I had a radioactive iodine treatment when the first round of medicine I was on did not work. I technically do not have a thyroid anymore, but for the rest of my life I will be dealing with taking medicine, getting blood work, and monitoring how I feel.

At first I was thinking that this is going to be so annoying and I do not want to do this for the rest of my life. As I sat back and really thought about everything, I realized just how strong this has made me. I read other articles my fellow advocates write and it is truly inspiring how much they have overcome, and how strong they are.
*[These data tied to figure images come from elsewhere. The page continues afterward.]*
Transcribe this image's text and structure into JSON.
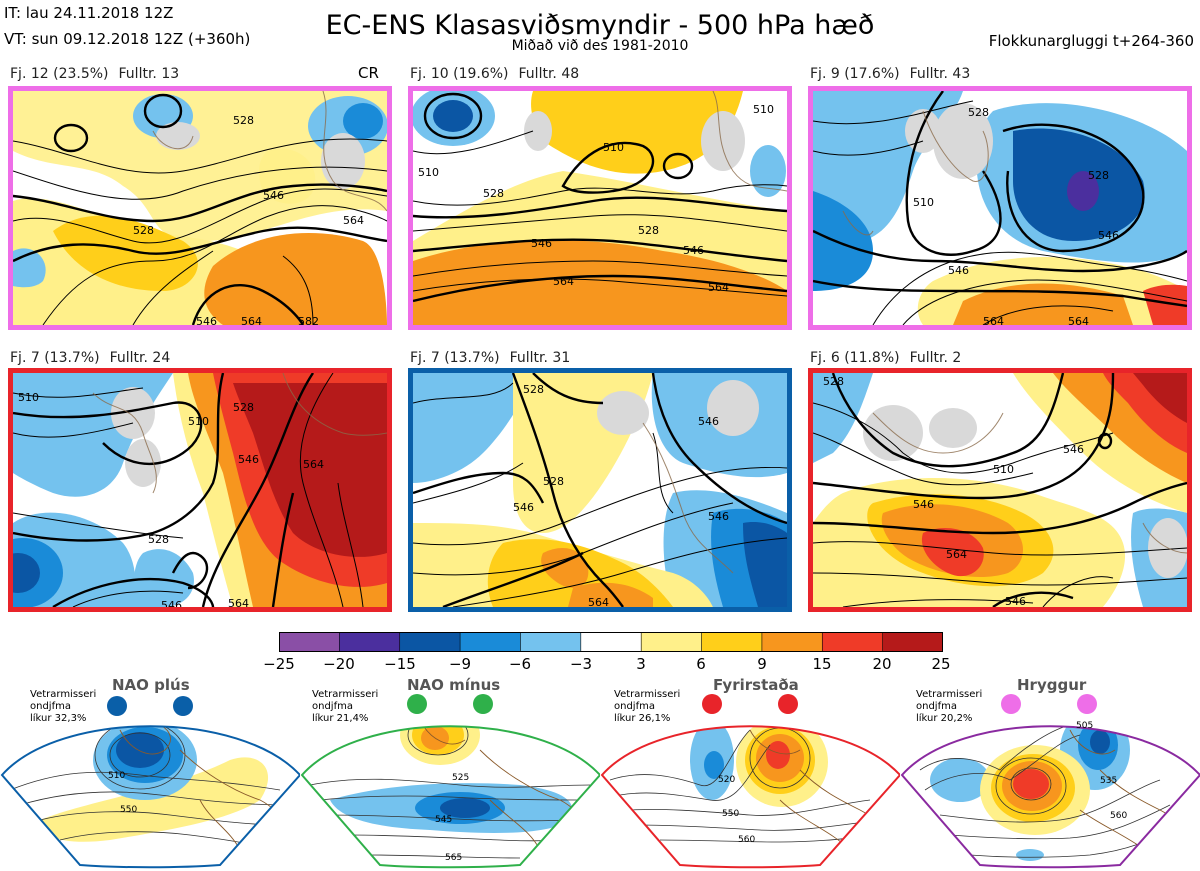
{
  "header": {
    "it": "IT: lau 24.11.2018 12Z",
    "vt": "VT: sun 09.12.2018 12Z  (+360h)",
    "title": "EC-ENS Klasasviðsmyndir - 500 hPa hæð",
    "subtitle": "Miðað við des 1981-2010",
    "window": "Flokkunargluggi t+264-360",
    "cr": "CR"
  },
  "panels": [
    {
      "cluster": "Fj. 12 (23.5%)",
      "rep": "Fulltr. 13",
      "regime_color": "#ee6ee8",
      "contours": [
        "528",
        "528",
        "546",
        "564",
        "546",
        "564",
        "582"
      ]
    },
    {
      "cluster": "Fj. 10 (19.6%)",
      "rep": "Fulltr. 48",
      "regime_color": "#ee6ee8",
      "contours": [
        "510",
        "510",
        "510",
        "528",
        "528",
        "546",
        "546",
        "564",
        "564"
      ]
    },
    {
      "cluster": "Fj. 9 (17.6%)",
      "rep": "Fulltr. 43",
      "regime_color": "#ee6ee8",
      "contours": [
        "510",
        "528",
        "528",
        "546",
        "546",
        "564",
        "564"
      ]
    },
    {
      "cluster": "Fj. 7 (13.7%)",
      "rep": "Fulltr. 24",
      "regime_color": "#e8242a",
      "contours": [
        "510",
        "510",
        "528",
        "528",
        "546",
        "546",
        "564",
        "564"
      ]
    },
    {
      "cluster": "Fj. 7 (13.7%)",
      "rep": "Fulltr. 31",
      "regime_color": "#0a5fa8",
      "contours": [
        "528",
        "528",
        "546",
        "546",
        "546",
        "564"
      ]
    },
    {
      "cluster": "Fj. 6 (11.8%)",
      "rep": "Fulltr. 2",
      "regime_color": "#e8242a",
      "contours": [
        "528",
        "510",
        "546",
        "546",
        "564",
        "546"
      ]
    }
  ],
  "colorbar": {
    "ticks": [
      "−25",
      "−20",
      "−15",
      "−9",
      "−6",
      "−3",
      "3",
      "6",
      "9",
      "15",
      "20",
      "25"
    ],
    "colors": [
      "#8a4fa6",
      "#4b2f9e",
      "#0b56a4",
      "#1a8bd8",
      "#74c2ee",
      "#ffffff",
      "#fff08a",
      "#ffcf1a",
      "#f7961e",
      "#ef3b28",
      "#b51a1a"
    ]
  },
  "regimes": [
    {
      "name": "NAO plús",
      "note": [
        "Vetrarmisseri",
        "ondjfma",
        "líkur 32,3%"
      ],
      "color": "#0a5fa8",
      "contours": [
        "510",
        "550"
      ]
    },
    {
      "name": "NAO mínus",
      "note": [
        "Vetrarmisseri",
        "ondjfma",
        "líkur 21,4%"
      ],
      "color": "#2fb04a",
      "contours": [
        "525",
        "545",
        "565"
      ]
    },
    {
      "name": "Fyrirstaða",
      "note": [
        "Vetrarmisseri",
        "ondjfma",
        "líkur 26,1%"
      ],
      "color": "#e8242a",
      "contours": [
        "520",
        "550",
        "560"
      ]
    },
    {
      "name": "Hryggur",
      "note": [
        "Vetrarmisseri",
        "ondjfma",
        "líkur 20,2%"
      ],
      "color": "#8a2aa0",
      "contours": [
        "505",
        "535",
        "560"
      ]
    }
  ]
}
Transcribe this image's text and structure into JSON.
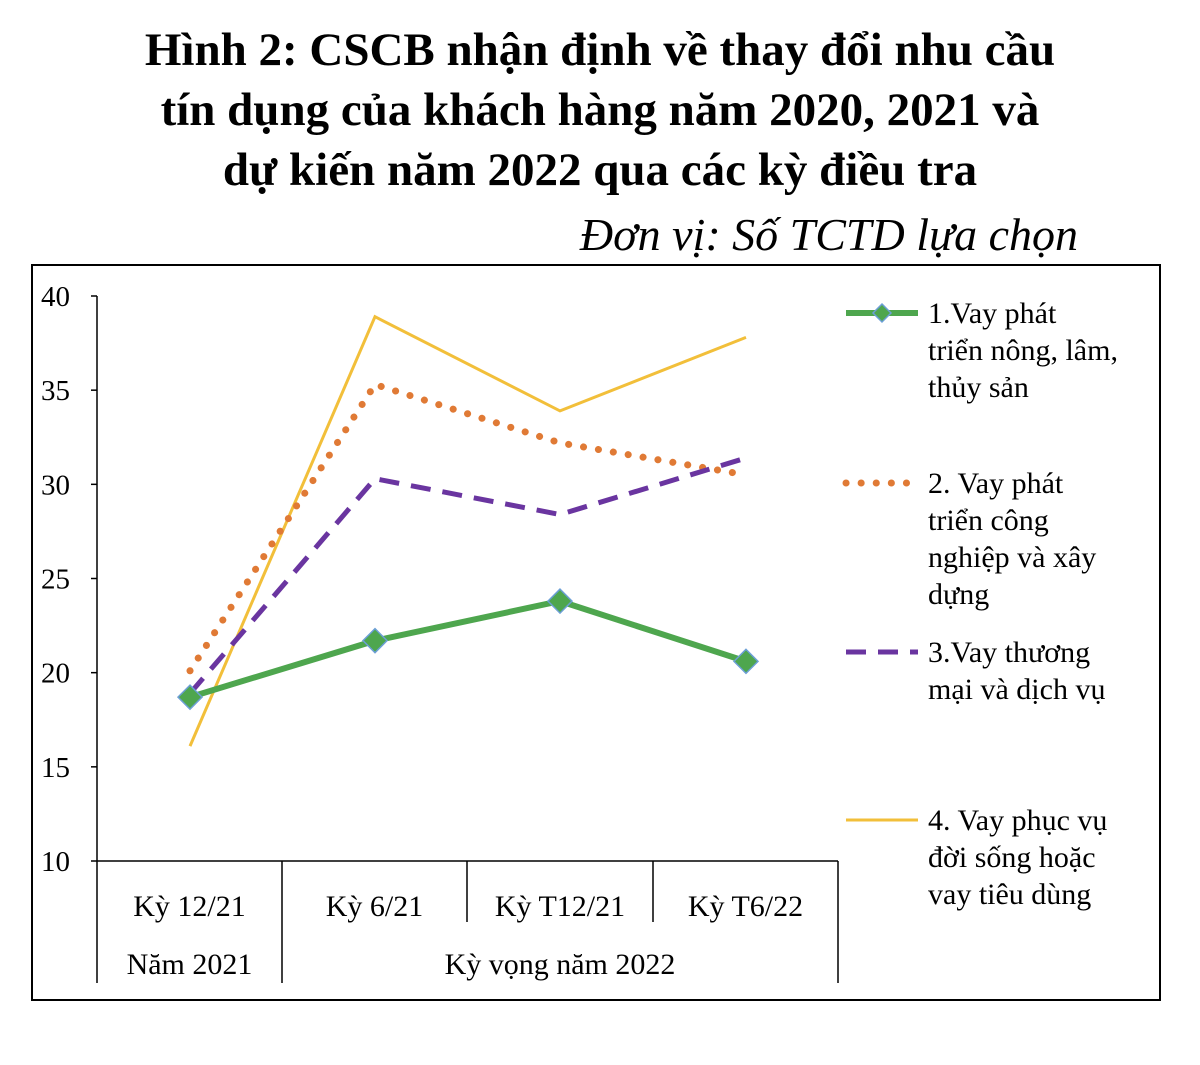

Honestly, anyone fighting a sickness or disease, like thyroid eye disease, is a warrior.

It's time to celebrate our strengths as thyroid eye disease warriors!

We should be celebrating just how strong we are. And again, I know how hard it can be to have that mindset. Obviously celebrating a disease is not what I mean. For years I was mad and annoyed, and to tell you the truth, sometimes I still get really annoyed at everything, but I have to remember everything I have overcome.

Everyone who is dealing with or has dealt with a thyroid disease, or any disease or illness, no matter which version it is, is so strong. You learn so much about yourself and how resilient you really are. You come out on the other side with a different mindset to a lot of things. You also learn that it could also be much worse. That is something I have definitely reminded myself, that it can always always be worse. I have doctors that monitor everything, and I have overcome so much.